Calculating Date Periods

I’m trying to this in this SQL, planning to chuck it into a view and plug it into PowerBI - but if it’s possible in Power Query then that’s fine! Couldn’t see a SQL section.

I’m trying to calculate instances and date ranges of sickness. My data is running downwards like this:

image

Sickness Dates Example.xlsx (12.9 KB)

It needs to take into account weekends/bank holidays though. So for example, with these example dates the results should be like this, with 11/6/21 - 14/6/21 being counted as one instance as it spans a weekend:

image

I have a SQL table with all the dates in, each marked up whether it’s a working day or not. My plan was to take the rolling year from this of the working days, index them from earliest to latest. Join this to my sickness dates, so each sickness day now has an ID as to their position in the rolling year of working days. Then planned to loop somehow to check if the next row is a sequential ID and group them all together with the minumum/maximum dates of each instance. I’m a bit rusty on recursive CTE loops in SQL so can’t seem to crack it.

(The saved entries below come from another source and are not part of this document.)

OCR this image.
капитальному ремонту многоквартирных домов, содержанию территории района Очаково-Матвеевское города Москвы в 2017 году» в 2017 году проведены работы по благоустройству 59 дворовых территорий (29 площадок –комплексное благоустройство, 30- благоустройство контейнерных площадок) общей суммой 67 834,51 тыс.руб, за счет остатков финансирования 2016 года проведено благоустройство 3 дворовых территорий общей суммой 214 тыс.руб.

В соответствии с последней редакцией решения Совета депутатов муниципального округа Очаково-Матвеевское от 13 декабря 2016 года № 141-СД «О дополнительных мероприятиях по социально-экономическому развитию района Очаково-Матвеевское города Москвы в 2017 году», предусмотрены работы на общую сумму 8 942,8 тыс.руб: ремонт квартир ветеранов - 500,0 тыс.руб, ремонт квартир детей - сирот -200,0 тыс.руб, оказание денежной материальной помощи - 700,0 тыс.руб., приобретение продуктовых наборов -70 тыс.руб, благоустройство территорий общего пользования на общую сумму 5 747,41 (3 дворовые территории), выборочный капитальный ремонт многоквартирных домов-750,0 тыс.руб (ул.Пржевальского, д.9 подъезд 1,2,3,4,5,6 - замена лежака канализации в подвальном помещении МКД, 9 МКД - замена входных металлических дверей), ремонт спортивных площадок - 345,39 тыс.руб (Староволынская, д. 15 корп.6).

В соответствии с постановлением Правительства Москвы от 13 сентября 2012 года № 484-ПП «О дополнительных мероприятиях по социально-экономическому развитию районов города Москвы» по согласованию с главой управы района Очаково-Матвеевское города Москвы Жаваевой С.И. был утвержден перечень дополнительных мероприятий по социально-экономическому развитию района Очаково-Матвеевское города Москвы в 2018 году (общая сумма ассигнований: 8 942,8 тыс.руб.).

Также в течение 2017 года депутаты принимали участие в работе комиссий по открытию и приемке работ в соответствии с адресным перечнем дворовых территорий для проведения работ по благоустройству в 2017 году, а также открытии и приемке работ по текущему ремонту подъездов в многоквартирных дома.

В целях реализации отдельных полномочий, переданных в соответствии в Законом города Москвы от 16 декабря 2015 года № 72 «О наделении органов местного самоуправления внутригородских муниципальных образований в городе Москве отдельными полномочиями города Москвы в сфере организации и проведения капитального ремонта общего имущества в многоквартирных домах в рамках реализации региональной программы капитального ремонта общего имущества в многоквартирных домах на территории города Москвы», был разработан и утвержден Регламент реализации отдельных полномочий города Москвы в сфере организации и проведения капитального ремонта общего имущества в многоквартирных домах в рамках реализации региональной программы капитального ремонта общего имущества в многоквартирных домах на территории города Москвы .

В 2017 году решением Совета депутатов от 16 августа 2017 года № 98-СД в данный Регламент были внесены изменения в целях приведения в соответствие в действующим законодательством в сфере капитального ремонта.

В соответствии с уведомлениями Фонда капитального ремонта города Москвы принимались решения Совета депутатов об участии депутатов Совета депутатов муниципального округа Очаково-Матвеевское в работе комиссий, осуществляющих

Here’s my dates table to help:

Rolling Dates Table.xlsx (16.7 KB)

Hope explained that well enough and appreciate any help, as said fine in SQL or Power Query!

Hi @jamie.bryan. I’d do this in SQL before even getting to Power BI (Roche’s Maxim [slightly rephrased]: “Do your data transformations as far upstream as possible and as far downstream as necessary”). In order to help further, please provide an Excel sample dataset with the raw data, a full copy of the relevant period of your SQL [Dates] table, and a mock-up of the expected results.
Greg

1 Like

Hi @Greg ,

Thanks, I thought SQL may have been best. Those should be in the original post - please let me know if need anything else.

Thanks,

Hi @jamie.bryan. Unfortunately they’re not sufficient, for example your Employees sample table has only 5 rows for 1 employee and your Dates sample table has only [Date] and [DateOrder] columns. Please revise.
Greg

Fair enough, I’m only working with made up employee data at the moment, attached are some more, if need more please let me know. The expected results for each are there too:

Sickness Dates Example.xlsx (13.3 KB)

And here’s the dates table for the rolling year from today:

Rolling Dates Table.xlsx (29.3 KB)

Anything else please let me know.

OK @jamie.bryan, this looks a bit better. I’m still not clear on what you’re looking for: if its one-row per instance, is there a reason why the sick day for employee 1 on Aug 25 is not included in the expected results, or is it just a miss?
Greg

Sorry yeah that’s a miss, attached with that included.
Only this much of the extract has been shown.